Our Man in Tirana: The U.S. Ambassador Who Fought Anti-Semitism
By Lauren Weiner
Albania’s recent adoption of the International Holocaust Remembrance Alliance’s definition of anti-Semitism calls to mind the history of activism on this issue, and the contributions of a Jewish American author and diplomat by the name of Herman Bernstein.
Born in 1876 in Lithuania, Bernstein emigrated to the United States with his family at the age of 17. A prolific journalist, he ran Der Tog (“The Day”), a short-lived Yiddish language daily in New York, and edited for the Jewish Telegraphic Agency in the Hague and Jewish newspapers in Britain. His travels to Europe as a New York Times correspondent enabled him to chronicle the situation of European Jewry at the time of the First World War. He also covered the Russian Revolution of 1917 for the New York Herald.

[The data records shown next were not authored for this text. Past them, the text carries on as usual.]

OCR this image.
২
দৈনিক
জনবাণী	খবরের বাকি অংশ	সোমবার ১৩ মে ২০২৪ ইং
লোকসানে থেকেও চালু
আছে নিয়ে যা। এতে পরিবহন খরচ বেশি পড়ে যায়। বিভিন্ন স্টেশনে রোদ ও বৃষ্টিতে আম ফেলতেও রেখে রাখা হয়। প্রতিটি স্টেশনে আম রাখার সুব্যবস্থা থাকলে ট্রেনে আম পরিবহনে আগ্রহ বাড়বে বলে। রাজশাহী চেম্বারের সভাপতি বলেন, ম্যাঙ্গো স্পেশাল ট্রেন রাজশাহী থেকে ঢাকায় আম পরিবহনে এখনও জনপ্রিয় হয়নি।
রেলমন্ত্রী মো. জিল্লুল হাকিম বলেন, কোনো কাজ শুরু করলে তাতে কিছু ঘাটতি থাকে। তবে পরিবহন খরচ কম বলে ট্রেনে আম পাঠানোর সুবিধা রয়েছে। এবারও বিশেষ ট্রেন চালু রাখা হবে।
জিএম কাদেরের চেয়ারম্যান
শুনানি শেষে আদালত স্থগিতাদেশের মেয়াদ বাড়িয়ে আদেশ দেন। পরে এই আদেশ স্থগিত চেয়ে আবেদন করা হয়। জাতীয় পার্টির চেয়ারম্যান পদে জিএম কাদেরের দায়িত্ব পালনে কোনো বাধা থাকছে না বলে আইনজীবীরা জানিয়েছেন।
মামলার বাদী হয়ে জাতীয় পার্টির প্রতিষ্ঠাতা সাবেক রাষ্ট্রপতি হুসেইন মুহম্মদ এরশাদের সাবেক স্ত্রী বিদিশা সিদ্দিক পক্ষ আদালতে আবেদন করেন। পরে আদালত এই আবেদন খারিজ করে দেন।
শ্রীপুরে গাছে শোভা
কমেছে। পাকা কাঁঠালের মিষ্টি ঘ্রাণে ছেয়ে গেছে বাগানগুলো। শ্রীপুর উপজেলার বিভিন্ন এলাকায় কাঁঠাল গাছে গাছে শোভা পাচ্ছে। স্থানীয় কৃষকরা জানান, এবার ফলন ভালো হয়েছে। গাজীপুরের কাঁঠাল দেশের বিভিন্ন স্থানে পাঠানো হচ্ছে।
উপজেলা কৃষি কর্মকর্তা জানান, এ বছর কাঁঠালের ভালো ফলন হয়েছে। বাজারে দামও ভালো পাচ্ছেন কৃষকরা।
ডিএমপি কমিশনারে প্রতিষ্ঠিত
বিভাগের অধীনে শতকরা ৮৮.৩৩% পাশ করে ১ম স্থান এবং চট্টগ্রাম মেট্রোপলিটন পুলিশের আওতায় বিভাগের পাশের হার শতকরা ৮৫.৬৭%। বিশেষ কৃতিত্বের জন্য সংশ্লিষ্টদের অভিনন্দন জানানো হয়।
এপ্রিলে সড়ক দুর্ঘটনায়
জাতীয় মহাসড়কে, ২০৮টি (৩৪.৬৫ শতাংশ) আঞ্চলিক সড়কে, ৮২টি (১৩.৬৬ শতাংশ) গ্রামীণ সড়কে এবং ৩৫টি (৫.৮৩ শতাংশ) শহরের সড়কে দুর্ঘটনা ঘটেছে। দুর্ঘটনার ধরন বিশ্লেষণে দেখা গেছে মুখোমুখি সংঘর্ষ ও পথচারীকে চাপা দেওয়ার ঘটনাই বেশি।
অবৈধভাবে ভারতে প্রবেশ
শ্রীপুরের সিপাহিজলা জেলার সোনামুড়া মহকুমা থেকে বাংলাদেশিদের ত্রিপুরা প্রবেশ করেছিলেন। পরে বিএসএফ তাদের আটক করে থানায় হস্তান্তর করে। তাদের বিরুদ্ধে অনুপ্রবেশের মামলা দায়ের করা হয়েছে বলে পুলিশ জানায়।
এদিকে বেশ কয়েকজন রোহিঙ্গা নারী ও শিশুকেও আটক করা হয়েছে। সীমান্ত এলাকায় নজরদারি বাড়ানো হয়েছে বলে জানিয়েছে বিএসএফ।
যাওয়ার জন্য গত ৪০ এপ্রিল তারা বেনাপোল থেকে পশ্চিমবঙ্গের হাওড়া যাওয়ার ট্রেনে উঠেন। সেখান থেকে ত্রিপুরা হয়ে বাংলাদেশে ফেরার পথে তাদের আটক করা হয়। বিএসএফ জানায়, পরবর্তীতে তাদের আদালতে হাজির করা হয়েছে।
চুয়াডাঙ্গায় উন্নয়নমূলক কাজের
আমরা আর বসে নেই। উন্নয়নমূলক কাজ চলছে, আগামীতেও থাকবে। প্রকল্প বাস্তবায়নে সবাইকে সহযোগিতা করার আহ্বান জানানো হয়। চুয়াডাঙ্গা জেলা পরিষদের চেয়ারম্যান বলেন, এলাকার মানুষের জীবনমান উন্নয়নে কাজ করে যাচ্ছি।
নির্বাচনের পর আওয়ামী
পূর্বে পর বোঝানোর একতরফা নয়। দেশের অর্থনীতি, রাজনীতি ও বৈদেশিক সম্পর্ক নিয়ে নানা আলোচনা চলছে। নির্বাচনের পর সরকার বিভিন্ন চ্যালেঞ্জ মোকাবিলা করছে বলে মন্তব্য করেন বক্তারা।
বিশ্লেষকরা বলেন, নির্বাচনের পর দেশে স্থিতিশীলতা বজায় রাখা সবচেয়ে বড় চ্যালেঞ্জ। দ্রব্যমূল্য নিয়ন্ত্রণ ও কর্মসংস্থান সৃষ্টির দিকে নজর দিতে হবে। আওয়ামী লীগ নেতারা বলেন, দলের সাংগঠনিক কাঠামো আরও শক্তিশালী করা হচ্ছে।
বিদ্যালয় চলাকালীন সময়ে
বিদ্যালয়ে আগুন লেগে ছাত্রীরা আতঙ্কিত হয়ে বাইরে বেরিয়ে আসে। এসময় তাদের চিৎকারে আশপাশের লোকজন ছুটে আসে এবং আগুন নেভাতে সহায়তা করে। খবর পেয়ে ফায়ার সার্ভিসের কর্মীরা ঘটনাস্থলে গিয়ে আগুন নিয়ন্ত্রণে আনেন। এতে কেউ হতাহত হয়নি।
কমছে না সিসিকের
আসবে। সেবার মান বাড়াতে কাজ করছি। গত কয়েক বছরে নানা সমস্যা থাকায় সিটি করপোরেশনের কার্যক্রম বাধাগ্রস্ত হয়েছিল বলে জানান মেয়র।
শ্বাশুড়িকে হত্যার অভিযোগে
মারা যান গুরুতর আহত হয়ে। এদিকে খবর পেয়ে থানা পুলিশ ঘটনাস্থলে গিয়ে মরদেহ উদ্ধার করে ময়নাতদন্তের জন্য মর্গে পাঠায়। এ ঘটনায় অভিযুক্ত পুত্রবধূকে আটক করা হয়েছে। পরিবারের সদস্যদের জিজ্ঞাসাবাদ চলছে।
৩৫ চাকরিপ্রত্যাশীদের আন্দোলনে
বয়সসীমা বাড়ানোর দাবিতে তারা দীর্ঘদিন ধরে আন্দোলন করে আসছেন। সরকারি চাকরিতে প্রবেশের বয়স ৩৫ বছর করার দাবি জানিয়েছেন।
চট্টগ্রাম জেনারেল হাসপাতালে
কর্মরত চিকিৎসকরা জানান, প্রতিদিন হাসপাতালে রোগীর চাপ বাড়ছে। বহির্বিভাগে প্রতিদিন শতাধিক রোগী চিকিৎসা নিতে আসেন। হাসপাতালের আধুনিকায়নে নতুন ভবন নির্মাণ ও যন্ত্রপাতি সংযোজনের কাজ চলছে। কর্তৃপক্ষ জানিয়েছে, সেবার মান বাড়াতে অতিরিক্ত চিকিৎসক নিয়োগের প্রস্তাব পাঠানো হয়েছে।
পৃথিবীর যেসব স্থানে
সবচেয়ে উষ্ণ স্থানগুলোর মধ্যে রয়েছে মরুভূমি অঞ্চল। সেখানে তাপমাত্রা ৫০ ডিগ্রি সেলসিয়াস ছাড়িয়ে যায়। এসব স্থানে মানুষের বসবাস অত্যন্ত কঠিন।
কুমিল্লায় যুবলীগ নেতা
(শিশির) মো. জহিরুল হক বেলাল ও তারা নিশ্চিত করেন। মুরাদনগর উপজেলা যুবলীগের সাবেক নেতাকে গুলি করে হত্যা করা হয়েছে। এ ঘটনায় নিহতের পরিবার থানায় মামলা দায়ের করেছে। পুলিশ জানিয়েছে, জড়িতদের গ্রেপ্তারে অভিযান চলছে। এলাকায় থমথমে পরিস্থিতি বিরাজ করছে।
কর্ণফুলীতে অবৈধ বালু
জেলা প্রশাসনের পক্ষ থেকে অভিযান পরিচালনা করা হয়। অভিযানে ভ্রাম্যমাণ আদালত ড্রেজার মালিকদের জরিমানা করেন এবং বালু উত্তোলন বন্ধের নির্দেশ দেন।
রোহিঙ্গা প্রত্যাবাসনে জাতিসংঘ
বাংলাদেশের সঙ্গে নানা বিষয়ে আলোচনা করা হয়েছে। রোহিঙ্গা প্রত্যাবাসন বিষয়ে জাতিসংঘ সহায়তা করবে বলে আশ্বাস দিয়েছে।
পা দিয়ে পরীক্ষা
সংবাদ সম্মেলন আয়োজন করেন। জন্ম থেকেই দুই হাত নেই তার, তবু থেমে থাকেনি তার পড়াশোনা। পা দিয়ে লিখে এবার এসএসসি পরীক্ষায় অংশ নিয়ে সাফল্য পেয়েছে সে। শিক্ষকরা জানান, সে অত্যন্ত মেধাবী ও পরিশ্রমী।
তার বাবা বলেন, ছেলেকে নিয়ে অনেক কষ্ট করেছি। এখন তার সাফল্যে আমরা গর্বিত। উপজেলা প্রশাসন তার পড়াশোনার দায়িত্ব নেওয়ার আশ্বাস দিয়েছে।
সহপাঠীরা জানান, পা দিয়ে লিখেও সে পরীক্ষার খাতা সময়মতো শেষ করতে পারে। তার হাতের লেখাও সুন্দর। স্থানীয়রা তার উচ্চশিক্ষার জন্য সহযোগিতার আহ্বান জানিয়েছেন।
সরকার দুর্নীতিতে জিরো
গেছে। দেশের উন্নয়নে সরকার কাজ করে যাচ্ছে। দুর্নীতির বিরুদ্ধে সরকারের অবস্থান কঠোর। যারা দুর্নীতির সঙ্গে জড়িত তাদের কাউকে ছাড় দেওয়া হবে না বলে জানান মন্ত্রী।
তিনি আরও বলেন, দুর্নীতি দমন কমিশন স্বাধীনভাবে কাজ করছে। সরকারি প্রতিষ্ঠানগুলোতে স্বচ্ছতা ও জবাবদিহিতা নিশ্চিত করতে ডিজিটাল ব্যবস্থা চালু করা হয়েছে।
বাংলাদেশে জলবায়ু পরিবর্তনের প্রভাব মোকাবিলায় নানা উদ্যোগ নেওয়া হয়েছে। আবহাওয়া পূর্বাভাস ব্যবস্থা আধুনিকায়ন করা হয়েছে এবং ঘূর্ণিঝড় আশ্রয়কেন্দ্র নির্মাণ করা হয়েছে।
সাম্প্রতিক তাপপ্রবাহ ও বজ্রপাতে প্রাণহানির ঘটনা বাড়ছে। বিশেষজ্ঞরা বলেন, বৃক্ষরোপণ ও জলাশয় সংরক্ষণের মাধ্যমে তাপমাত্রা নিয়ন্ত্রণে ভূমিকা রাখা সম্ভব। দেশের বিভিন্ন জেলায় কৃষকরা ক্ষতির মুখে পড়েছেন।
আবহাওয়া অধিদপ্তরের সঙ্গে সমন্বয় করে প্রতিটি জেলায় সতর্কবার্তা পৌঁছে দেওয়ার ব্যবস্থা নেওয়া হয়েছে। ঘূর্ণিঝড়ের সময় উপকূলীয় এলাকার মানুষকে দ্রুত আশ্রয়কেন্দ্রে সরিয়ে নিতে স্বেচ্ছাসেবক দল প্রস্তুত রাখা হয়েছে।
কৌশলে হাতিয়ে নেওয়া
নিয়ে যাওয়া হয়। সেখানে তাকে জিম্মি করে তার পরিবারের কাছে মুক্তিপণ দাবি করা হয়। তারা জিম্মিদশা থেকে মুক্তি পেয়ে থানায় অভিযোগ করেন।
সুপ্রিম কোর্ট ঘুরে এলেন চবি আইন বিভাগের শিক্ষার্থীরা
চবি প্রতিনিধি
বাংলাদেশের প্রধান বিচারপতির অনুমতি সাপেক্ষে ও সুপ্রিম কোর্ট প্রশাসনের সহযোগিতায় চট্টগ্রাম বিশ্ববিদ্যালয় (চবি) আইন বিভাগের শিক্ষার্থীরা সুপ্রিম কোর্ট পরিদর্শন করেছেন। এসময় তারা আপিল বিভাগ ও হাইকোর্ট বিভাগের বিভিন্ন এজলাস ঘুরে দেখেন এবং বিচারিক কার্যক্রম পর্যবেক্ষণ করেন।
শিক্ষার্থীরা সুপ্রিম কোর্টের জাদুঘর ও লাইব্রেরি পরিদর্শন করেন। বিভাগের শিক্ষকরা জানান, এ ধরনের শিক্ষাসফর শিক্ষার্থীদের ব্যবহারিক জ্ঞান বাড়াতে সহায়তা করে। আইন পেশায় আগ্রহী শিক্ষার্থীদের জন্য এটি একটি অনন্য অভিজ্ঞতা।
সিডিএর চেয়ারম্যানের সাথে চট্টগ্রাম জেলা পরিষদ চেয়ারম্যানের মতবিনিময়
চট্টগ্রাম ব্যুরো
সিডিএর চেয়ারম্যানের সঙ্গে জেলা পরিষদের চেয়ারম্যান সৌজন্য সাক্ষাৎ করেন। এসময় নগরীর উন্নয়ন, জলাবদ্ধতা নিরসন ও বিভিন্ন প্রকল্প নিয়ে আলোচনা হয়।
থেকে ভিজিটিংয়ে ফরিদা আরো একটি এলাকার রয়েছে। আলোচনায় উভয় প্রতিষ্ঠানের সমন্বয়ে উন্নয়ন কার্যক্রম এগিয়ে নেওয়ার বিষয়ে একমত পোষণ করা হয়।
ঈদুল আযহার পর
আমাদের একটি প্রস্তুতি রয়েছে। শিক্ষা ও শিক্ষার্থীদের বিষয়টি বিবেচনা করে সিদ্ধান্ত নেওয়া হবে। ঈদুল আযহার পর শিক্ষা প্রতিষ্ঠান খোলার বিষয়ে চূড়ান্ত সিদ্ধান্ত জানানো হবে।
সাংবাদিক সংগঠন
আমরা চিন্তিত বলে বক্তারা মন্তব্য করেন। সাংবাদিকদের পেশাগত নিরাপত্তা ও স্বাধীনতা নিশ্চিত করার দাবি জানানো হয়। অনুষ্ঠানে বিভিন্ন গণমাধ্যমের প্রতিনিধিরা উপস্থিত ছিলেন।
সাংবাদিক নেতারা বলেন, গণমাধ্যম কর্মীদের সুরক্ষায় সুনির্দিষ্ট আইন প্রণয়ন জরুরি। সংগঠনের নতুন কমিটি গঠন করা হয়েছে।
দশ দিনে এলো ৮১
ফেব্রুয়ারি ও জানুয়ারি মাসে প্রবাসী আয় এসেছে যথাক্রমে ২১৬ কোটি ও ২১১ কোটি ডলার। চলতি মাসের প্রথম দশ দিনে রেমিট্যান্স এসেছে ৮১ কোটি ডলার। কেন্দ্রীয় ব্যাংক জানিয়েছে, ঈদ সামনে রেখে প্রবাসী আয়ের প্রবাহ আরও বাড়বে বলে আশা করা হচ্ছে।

His most dramatic scoop was his revelation of telegrams exchanged by two monarchs who were blood relations: Kaiser Wilhelm II of Germany and Tsar Nicholas II of Russia. In his book on the telegrams, The Willy-Nicky Correspondence (1918), Bernstein wrote of the Kaiser’s bellicosity and manipulation of the Tsar in the years leading up to the war. The book was an early documenting of the misrule of both men—a misrule that included, in Bernstein’s words, “the enslavement of the Jews in German Poland and Lithuania.”
In 1921, while a New York Herald reporter, Bernstein criticized anti-Jewish articles appearing in the Dearborn Independent, a newspaper in Michigan owned by Henry Ford, the automobile pioneer. The articles gave credence to a forged document that had already been discredited, purporting to be evidence of a Jewish conspiracy to rule the world. It was the Tsar’s secret police who first circulated the “Protocols of the Elders of Zion,” and Ford and other Americans were falling for it. To knock down this pernicious conspiracy theory, the journalist took up his pen. Another Bernstein book, The History of a Lie (1921), was the result.
Politically, Bernstein was a prominent member of the Democratic Party. But he was impressed by the aid work that Republican Herbert Hoover did in European countries. He became a Hoover supporter (and biographer), and when Hoover won the presidency, Bernstein was appointed U.S. ambassador to Albania.
Serving in that capacity from 1930 to 1933, Herman Bernstein fostered the U.S.-Albanian relationship, and marveled at the thriving Jewish community of Albania, a tolerant Muslim country. He witnessed warm Albanian-Jewish relations at a time when the other European countries were either indifferent to the fate of the Jews or actively hostile. Albania would go on, after Bernstein’s death in 1935, to defy Hitler by refusing to deliver its Jewish population to the Third Reich. Not only was every Jew in this tiny nation protected, but there were many Jewish refugees from Austria, Germany, and Yugoslavia who survived the Holocaust by escaping to Albania.
The Albanian-Jewish story is a premier early 20th century example of friendship across ethnic and religious lines, and the absence of anti-Semitism; Israel today enjoys good relations with the country. And Herman Bernstein is a model of vigilance and energy in defense of the Jewish people, here and around the world.